Prof. Dr. Yusuf Ziya Keskin
Suheyb-i Rûmî’den (r.a.) rivayet edildiğine göre Resûlullah
(s.a.s.) şöyle buyurdu: “Sizden önceki ümmetler içinde bir padişah, bir de onun
sihirbazı vardı. Bu sihirbaz yaşlanınca, padişah’a, “Ben yaşlandım, bana genç
birini göndersen de ona sihirbazlığı öğretsem” dedi.
Padişah ona bir genç gönderdi. Gencin yolu üzerinde bir rahip
bulunmaktaydı. Genç ona uğradı, yanında oturdu ve konuşmalarını dinledi,
beğendi. Sihirbaza her gittiğinde rahibe uğrar ve yanında bir süre kalırdı.
Sihirbaz ona “Niçin geç kaldın?” diyerek kızar ve onu döverdi. Delikanlı bu
durumu rahibe şikâyet etti. O da şöyle dedi: “Sihirbazdan korktuğunda
“evdekiler alıkoydu” de; ailenden çekindiğinde de “sihirbaz alıkoydu” de.

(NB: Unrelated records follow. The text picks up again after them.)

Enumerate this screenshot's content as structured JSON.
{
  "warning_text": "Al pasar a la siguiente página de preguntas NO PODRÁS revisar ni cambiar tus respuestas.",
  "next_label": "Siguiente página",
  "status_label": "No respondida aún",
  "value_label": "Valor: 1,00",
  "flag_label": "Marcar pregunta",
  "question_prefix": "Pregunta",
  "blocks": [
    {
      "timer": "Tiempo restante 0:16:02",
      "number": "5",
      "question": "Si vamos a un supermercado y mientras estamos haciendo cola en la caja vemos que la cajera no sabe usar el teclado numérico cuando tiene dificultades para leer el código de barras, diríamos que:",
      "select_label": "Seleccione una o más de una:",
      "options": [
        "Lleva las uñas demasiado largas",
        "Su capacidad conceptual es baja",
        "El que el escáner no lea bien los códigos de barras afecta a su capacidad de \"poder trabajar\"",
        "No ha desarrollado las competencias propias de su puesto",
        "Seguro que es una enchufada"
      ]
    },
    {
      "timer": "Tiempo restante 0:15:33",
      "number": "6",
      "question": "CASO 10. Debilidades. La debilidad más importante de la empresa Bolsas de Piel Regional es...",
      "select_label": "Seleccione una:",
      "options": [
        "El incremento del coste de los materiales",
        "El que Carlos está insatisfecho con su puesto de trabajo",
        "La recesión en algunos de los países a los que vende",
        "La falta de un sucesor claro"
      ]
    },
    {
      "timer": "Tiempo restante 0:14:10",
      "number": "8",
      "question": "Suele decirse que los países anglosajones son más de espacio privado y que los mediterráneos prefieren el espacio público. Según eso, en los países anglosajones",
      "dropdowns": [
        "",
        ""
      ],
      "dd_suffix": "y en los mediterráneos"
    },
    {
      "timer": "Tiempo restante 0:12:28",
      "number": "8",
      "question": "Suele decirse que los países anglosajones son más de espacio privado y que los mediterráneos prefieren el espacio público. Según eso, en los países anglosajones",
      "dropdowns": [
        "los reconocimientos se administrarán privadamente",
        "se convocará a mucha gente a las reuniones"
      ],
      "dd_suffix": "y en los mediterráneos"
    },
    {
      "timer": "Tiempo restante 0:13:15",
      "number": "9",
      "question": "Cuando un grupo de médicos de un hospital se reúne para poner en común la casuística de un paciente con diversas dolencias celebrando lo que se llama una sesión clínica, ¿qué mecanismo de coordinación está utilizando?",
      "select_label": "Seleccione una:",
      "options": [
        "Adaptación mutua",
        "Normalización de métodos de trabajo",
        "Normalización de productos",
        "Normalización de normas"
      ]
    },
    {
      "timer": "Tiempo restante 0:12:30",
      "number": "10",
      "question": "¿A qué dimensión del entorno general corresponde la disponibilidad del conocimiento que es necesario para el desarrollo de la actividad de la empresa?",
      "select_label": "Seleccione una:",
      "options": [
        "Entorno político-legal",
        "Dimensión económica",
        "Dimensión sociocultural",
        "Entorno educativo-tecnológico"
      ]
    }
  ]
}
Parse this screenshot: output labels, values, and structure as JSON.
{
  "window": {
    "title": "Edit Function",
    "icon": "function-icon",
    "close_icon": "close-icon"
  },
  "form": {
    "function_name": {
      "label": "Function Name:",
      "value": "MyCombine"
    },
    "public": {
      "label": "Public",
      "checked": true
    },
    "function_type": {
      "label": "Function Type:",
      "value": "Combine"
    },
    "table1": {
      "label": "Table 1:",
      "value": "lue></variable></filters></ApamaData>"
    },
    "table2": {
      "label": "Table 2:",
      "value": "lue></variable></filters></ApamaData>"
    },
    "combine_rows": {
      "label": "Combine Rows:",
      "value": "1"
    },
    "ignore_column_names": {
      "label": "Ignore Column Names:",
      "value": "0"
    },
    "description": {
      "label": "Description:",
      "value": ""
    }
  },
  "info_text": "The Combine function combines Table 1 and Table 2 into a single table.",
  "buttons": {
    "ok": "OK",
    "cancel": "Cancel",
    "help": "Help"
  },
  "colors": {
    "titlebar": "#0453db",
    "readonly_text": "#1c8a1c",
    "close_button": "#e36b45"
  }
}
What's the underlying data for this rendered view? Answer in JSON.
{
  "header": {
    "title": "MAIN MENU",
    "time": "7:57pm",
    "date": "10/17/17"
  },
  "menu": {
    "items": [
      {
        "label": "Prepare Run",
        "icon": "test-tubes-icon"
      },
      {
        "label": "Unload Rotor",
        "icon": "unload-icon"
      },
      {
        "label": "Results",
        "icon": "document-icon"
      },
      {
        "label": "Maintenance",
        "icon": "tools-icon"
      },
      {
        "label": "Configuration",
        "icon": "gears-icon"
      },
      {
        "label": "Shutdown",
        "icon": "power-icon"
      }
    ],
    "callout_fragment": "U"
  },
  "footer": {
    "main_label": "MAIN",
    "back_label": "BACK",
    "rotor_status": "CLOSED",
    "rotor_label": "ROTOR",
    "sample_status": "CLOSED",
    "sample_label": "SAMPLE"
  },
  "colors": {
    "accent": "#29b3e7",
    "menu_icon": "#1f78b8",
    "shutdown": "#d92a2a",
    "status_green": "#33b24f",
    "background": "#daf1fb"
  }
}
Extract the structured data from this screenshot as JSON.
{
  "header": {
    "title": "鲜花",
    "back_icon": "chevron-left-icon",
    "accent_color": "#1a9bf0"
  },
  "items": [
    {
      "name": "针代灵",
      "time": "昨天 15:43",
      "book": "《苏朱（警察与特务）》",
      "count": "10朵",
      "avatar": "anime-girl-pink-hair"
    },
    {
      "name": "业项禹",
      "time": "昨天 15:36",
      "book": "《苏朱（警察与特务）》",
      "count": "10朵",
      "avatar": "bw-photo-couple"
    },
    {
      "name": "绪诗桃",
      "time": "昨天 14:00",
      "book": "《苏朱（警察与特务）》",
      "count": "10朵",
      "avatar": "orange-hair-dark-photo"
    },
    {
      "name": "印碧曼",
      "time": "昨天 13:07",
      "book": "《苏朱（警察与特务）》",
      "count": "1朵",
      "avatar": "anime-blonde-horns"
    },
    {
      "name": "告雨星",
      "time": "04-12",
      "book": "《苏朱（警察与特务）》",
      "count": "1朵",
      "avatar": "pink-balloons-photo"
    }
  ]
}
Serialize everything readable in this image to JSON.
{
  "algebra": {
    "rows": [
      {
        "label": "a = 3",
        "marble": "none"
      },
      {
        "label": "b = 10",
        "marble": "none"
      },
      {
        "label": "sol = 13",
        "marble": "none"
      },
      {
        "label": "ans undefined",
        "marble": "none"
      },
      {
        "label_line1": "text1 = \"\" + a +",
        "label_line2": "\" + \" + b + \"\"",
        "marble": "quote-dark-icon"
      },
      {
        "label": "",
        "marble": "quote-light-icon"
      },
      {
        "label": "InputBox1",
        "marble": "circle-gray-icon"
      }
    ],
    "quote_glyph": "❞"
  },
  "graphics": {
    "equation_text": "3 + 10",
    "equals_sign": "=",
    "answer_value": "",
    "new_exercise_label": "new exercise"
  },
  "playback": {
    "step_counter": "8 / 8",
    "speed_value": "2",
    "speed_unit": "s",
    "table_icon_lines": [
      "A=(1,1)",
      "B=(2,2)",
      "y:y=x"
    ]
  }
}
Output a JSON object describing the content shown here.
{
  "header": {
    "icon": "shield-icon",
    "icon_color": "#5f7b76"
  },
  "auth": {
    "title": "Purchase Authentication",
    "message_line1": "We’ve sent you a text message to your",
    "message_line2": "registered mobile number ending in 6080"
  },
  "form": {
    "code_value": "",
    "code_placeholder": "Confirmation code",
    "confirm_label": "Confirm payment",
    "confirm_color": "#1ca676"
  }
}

Genç, durumu böylece idare edip giderken bir gün yolda insanların
gelip geçmesine engel olan büyük ve yırtıcı bir hayvana rastladı. Kendi kendine,
“Sihirbazın mı yoksa rahibin mi daha üstün olduğunu işte şimdi öğreneceğim”
diyerek bir taş aldı ve “Ey Allah’ım, rahibin yaptıklarını, sihirbazın yaptıklarından
daha çok seviyorsan, şu hayvanı öldür ki insanlar yollarına devam etsinler”
dedi ve taşı hayvana doğru fırlatıp onu öldürdü. Halk da geçip gitti. Daha
sonra delikanlı rahibe gelip olayı anlattı.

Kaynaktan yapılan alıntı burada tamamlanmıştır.